However this ambitious marriage for Harriet was never a plausible match because of her status. What’s more it turns out that in fact Mr Elton has absolutely no interest in her because he is in love with the much more ‘handsome’ and wealthy Emma Woodhouse. Jane Austen perhaps constructs the narrative in this way to show that rejection can be a gift in disguise. Elton proves to be a repulsive, arrogant character and Harriet happily accepts another proposal from Mr Martin, a far more ‘unexceptionable’ character as Mr Knightly says. And if there is one rule to be found in this novel, it is that Mr Knightly is always right in his judgements. Also Emma, who isn’t advanced on by Churchill in the end, concludes the novel by marrying the perfect knight and her only intellectual and social equal in the novel: Mr Knightly.

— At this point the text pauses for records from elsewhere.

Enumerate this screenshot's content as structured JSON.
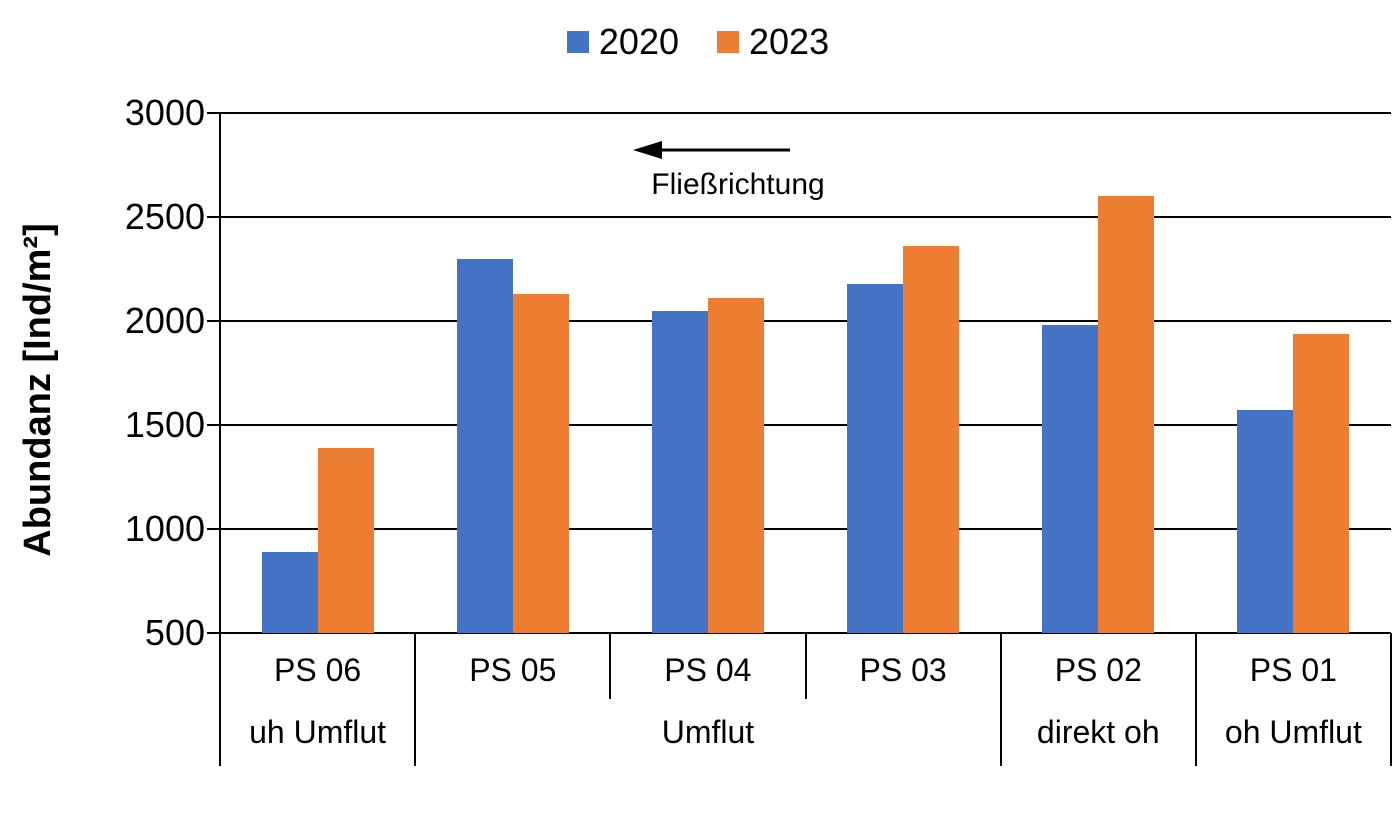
{
  "chart_data": {
    "type": "bar",
    "title": "",
    "categories": [
      "PS 06",
      "PS 05",
      "PS 04",
      "PS 03",
      "PS 02",
      "PS 01"
    ],
    "group_labels": [
      {
        "label": "uh Umflut",
        "span": 1
      },
      {
        "label": "Umflut",
        "span": 3
      },
      {
        "label": "direkt oh",
        "span": 1
      },
      {
        "label": "oh Umflut",
        "span": 1
      }
    ],
    "series": [
      {
        "name": "2020",
        "color": "#4472C4",
        "values": [
          890,
          2300,
          2050,
          2180,
          1980,
          1570
        ]
      },
      {
        "name": "2023",
        "color": "#ED7D31",
        "values": [
          1390,
          2130,
          2110,
          2360,
          2600,
          1940
        ]
      }
    ],
    "ylabel": "Abundanz [Ind/m²]",
    "ylim": [
      500,
      3000
    ],
    "yticks": [
      500,
      1000,
      1500,
      2000,
      2500,
      3000
    ],
    "grid": true,
    "legend_position": "top",
    "annotation": {
      "text": "Fließrichtung",
      "arrow_direction": "left"
    },
    "axis_color": "#000000",
    "background_color": "#ffffff"
  }
}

Instead, Frank Churchill ends up becoming engaged to Jane Fairfax, though he has the engagement kept secret because he knows that his aunt would not approve of the match, probably because Fairfax is of a lower social standing compared to him (his aunt brought him up, along with her husband, and is very well off). This secrecy puts a great strain upon the couple’s relationship – Jane is highly uncomfortable about deceiving her family and friends – showing just how difficult it is for romance to work out when the two lovers come from different ranks of the social hierarchy. It is almost too unrealistic a match, given the conservative social conventions of the time, for the match to work.
The underlying social complexities in Emma arguably most come to the surface in chapter 26 when the pianoforte arrives as a gift to Jane Fairfax, and the speculation over the identity of the benefactor starts to feel like a crime drama. Most of the people present at the party believe Mr Campbell to be the chief suspect – he has looked after Jane Fairfax since she was left orphaned at only nine years of age.
But Emma suspects Mr Dixon as she also suspects him of having a romance with Jane Fairfax before he got married to Miss Campbell, Mr Campbell’s daughter. Mrs Weston, who was Emma’s governess throughout most of Emma’s childhood, before she got married to Mr Weston, suspects Mr Knightly, ‘I have made a match between Mr Knightly and Jane Fairfax.’ The interplay of these characters over an object as simple as a gift illustrates the social realism which Austen intricately crafts.
And at the heart of this realism lies romance, as the story does conclude with a fortunate ending for Emma, Harriet and Jane Fairfax; all three of them marry (or are on course to marry) both romantic and realistic suitors. Romance and realism has to be balanced in Austen, it seems, for a couple to live ‘happily ever after’. This requirement for the relationships in Emma is perhaps Austen’s way of communicating to her audience just how difficult these conservative social conventions of the early nineteenth century make it for love and romance to flourish and that perhaps reform of these conventions is needed.